Dans six collèges de Seine-Saint-Denis, le Département engage des travaux pour répondre à ce problème très matériel. Un avis publié le 4 mai attribue deux marchés d’occultation pour équiper les collèges Colonel Fabien à Saint-Denis, Politzer à Montreuil, Brossolette à Bondy, Victor Hugo à Noisy-le-Grand, Pablo Neruda à Gagny et Robert Doisneau à Clichy-sous-Bois.
Les travaux prévus ne relèvent pas de la grande rénovation visible depuis la rue. Il s’agit de poser des volets roulants solaires ou manuels, des stores et des films réfléchissants. Deux lots ont été attribués: le premier, pour Saint-Denis, Montreuil et Bondy, à Roussel-Centre Stores Fermetures, pour 195 848,05 euros hors taxes; le second, pour Noisy-le-Grand, Gagny et Clichy-sous-Bois, à Pro Tech System, entreprise installée à Aulnay-sous-Bois, pour 235 329 euros hors taxes.

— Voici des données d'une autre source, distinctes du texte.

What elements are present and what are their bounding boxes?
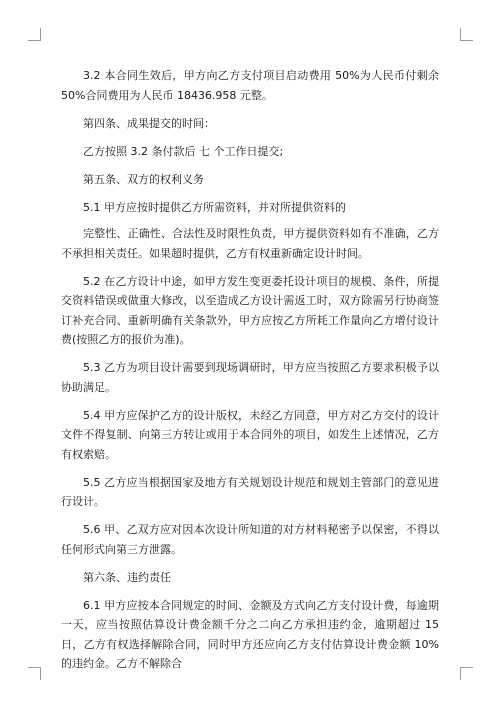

Au total, un peu plus de 431 000 euros hors taxes pour rendre des salles plus utilisables.
Ces protections sont moins visibles qu’une cour végétalisée. Elles agissent pourtant dans l’endroit le plus décisif: la salle où l’on passe l’heure de cours. Les guides spécialisés sur la rénovation des écoles rappellent que stores, volets, brise-soleil et films réfléchissants limitent l’entrée du rayonnement solaire par les vitrages. Les dispositifs extérieurs sont généralement les plus efficaces, mais les solutions intérieures ou les films peuvent aussi répondre à des contraintes de bâtiment, d’usage ou de façade.
En Seine-Saint-Denis, cette petite couche de travaux s’inscrit dans un parc scolaire très sollicité. Le Département indique investir 1 milliard d’euros entre 2021 et 2030 dans son plan Éco-collèges, pour construire et rénover les collèges publics. Il rappelle aussi que 79 000 collégiens fréquentent 131 collèges départementaux. À cette échelle, l’adaptation passe aussi par des menuiseries, des stores, des vitrages, des films, des réglages et des calendriers de travaux capables de composer avec la vie scolaire.

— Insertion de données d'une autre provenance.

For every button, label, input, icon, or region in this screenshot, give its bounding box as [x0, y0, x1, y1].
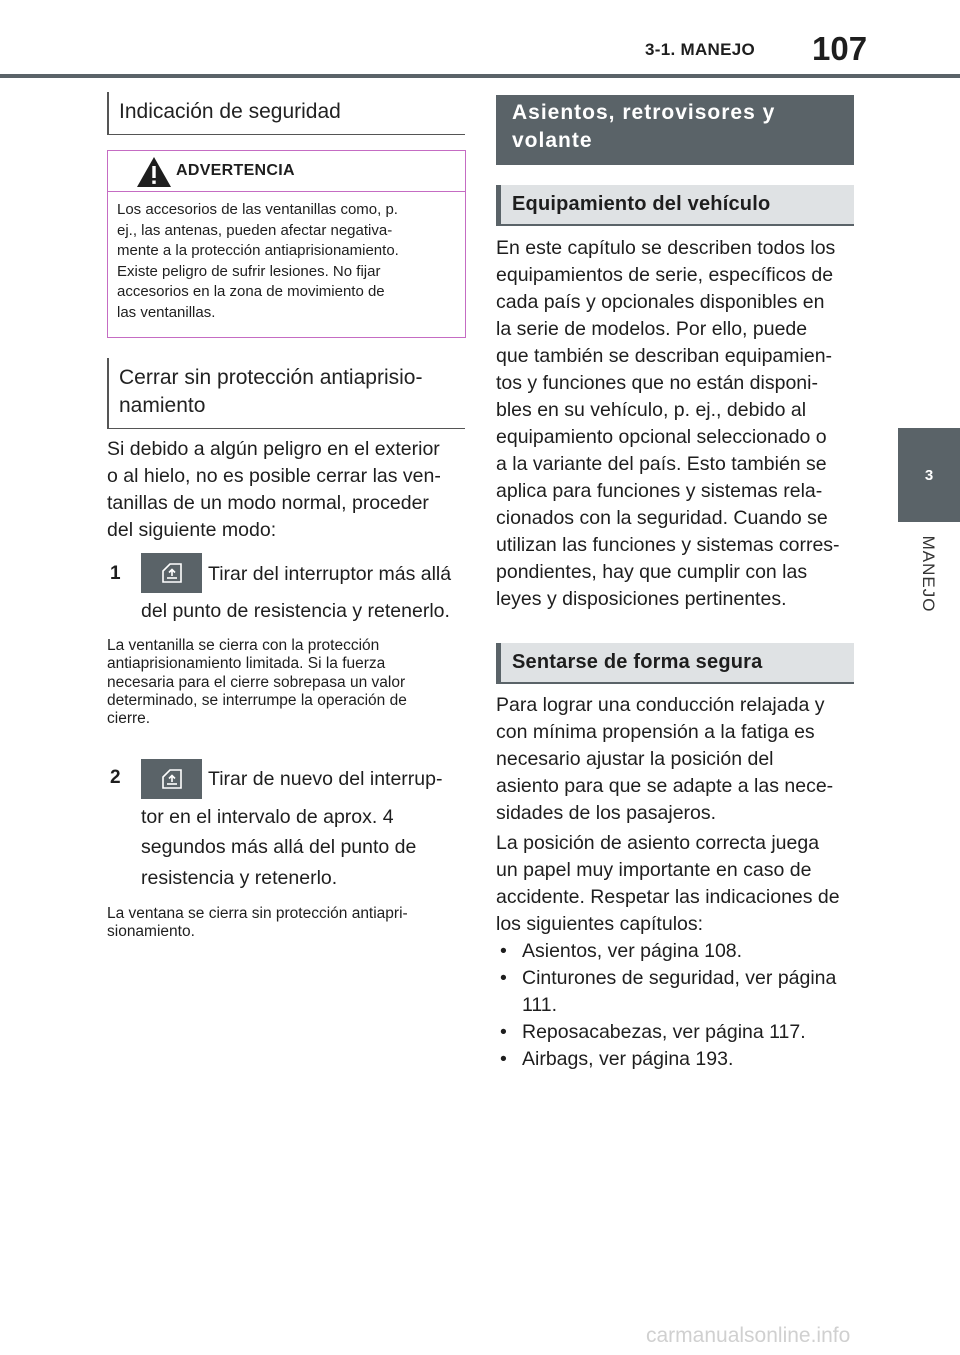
running-header: 3-1. MANEJO: [645, 40, 756, 59]
warning-line: Los accesorios de las ventanillas como, p.: [117, 201, 398, 218]
text-line: antiaprisionamiento limitada. Si la fuerza: [107, 655, 386, 673]
warning-title: ADVERTENCIA: [176, 162, 295, 179]
text-line: La ventanilla se cierra con la protección: [107, 637, 380, 654]
text-line: del siguiente modo:: [107, 519, 277, 541]
step-1-text-cont: del punto de resistencia y retenerlo.: [141, 600, 450, 622]
list-item-text: • Cinturones de seguridad, ver página: [522, 967, 837, 989]
text-line: asiento para que se adapte a las nece-: [496, 775, 834, 797]
warning-text: [108, 192, 465, 323]
text-line: necesaria para el cierre sobrepasa un valor: [107, 673, 406, 691]
text-line: La posición de asiento correcta juega: [496, 832, 820, 854]
watermark: carmanualsonline.info: [646, 1324, 851, 1347]
step-2-text: Tirar de nuevo del interrup-: [208, 768, 443, 790]
section-heading-equipment: [496, 185, 854, 226]
text-line: bles en su vehículo, p. ej., debido al: [496, 399, 807, 421]
seating-paragraph-2: [496, 830, 856, 938]
close-without-protection-heading: [107, 358, 465, 429]
warning-header: [108, 151, 465, 192]
text-line: tos y funciones que no están disponi-: [496, 372, 818, 394]
chapter-reference-list: [496, 938, 856, 1073]
text-line: Si debido a algún peligro en el exterior: [107, 438, 440, 460]
heading-line: Cerrar sin protección antiaprisio-: [119, 366, 423, 389]
section-heading-seating: [496, 643, 854, 684]
step-2-number: 2: [110, 767, 121, 788]
equipment-paragraph: [496, 235, 856, 613]
seating-paragraph-1: [496, 692, 856, 827]
text-line: utilizan las funciones y sistemas corres-: [496, 534, 840, 556]
text-line: necesario ajustar la posición del: [496, 748, 774, 770]
list-item: [496, 1046, 856, 1073]
text-line: equipamientos de serie, específicos de: [496, 264, 834, 286]
text-line: un papel muy importante en caso de: [496, 859, 812, 881]
text-line: pondientes, hay que cumplir con las: [496, 561, 808, 583]
text-line: a la variante del país. Esto también se: [496, 453, 827, 475]
warning-line: Existe peligro de sufrir lesiones. No fijar: [117, 262, 381, 280]
text-line: cada país y opcionales disponibles en: [496, 291, 825, 313]
text-line: Para lograr una conducción relajada y: [496, 694, 825, 716]
intro-paragraph: [107, 436, 467, 544]
step-2-text-cont: tor en el intervalo de aprox. 4: [141, 806, 394, 828]
warning-box: [107, 150, 466, 338]
text-line: tanillas de un modo normal, proceder: [107, 492, 429, 514]
safety-heading-text: Indicación de seguridad: [119, 100, 341, 123]
text-line: los siguientes capítulos:: [496, 913, 704, 935]
step-2-text-cont: segundos más allá del punto de: [141, 836, 417, 858]
list-item: [496, 938, 856, 965]
warning-line: ej., las antenas, pueden afectar negativa-: [117, 221, 393, 239]
heading-line: namiento: [119, 394, 206, 417]
list-item-text: • Reposacabezas, ver página 117.: [522, 1021, 806, 1043]
text-line: La ventana se cierra sin protección antiapri-: [107, 905, 408, 922]
text-line: equipamiento opcional seleccionado o: [496, 426, 827, 448]
list-item-text: • Airbags, ver página 193.: [522, 1048, 734, 1070]
list-item-text: • Asientos, ver página 108.: [522, 940, 743, 962]
chapter-tab[interactable]: [898, 428, 960, 522]
text-line: cierre.: [107, 710, 151, 728]
window-switch-icon: [141, 553, 202, 593]
text-line: sionamiento.: [107, 923, 195, 941]
warning-line: mente a la protección antiaprisionamiento.: [117, 242, 399, 259]
text-line: determinado, se interrumpe la operación de: [107, 691, 407, 709]
step-2-text-cont: resistencia y retenerlo.: [141, 867, 338, 889]
header-rule: [0, 74, 960, 78]
chapter-tab-text: MANEJO: [919, 535, 938, 613]
text-line: o al hielo, no es posible cerrar las ven-: [107, 465, 441, 487]
text-line: la serie de modelos. Por ello, puede: [496, 318, 808, 340]
text-line: En este capítulo se describen todos los: [496, 237, 836, 259]
list-item-text: 111.: [522, 994, 558, 1016]
step-1-text: Tirar del interruptor más allá: [208, 563, 452, 585]
chapter-tab-label: [897, 522, 959, 626]
chapter-title: [496, 95, 854, 165]
step-1-number: 1: [110, 563, 121, 584]
text-line: sidades de los pasajeros.: [496, 802, 717, 824]
text-line: leyes y disposiciones pertinentes.: [496, 588, 787, 610]
list-item: [496, 965, 856, 1019]
step-2-note: [107, 905, 463, 942]
section-heading-text: Equipamiento del vehículo: [512, 193, 771, 215]
chapter-title-line: Asientos, retrovisores y: [512, 101, 776, 124]
warning-triangle-icon: [136, 156, 172, 188]
text-line: cionados con la seguridad. Cuando se: [496, 507, 828, 529]
list-item: [496, 1019, 856, 1046]
warning-line: accesorios en la zona de movimiento de: [117, 283, 385, 300]
page-number: 107: [812, 30, 868, 67]
text-line: con mínima propensión a la fatiga es: [496, 721, 815, 743]
warning-line: las ventanillas.: [117, 303, 216, 321]
chapter-title-line: volante: [512, 129, 593, 152]
text-line: que también se describan equipamien-: [496, 345, 833, 367]
text-line: accidente. Respetar las indicaciones de: [496, 886, 840, 908]
step-1-note: [107, 637, 463, 728]
window-switch-icon: [141, 759, 202, 799]
text-line: aplica para funciones y sistemas rela-: [496, 480, 823, 502]
safety-heading: [107, 92, 465, 135]
section-heading-text: Sentarse de forma segura: [512, 651, 763, 673]
chapter-tab-number: 3: [924, 466, 934, 484]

Le calendrier annoncé pour ces marchés est de quinze semaines à compter de l’ordre de service de démarrage, dont huit semaines de préparation. Cela ne dit pas encore dans quelle salle, à quelle date, les élèves verront la différence. Mais l’enjeu est clair: garder la lumière sans subir l’éblouissement, protéger de la chaleur sans enfermer les classes, améliorer le confort sans faire exploser les consommations.
L’État a inscrit le confort d’été des écoles, collèges et lycées parmi les sujets de continuité de l’enseignement face au réchauffement climatique. Le ministère de l’Éducation nationale souligne de son côté qu’une ambiance thermique inadaptée peut être plus inconfortable pour les enfants que pour les adultes, et que les performances scolaires baissent quand la température des classes augmente trop.
Dans les collèges du 93, l’ombre devient donc un équipement scolaire discret. Quand elle est bien posée, on ne la remarque presque pas. On remarque seulement que le tableau reste lisible, que la salle tient mieux l’après-midi et que le cours peut continuer.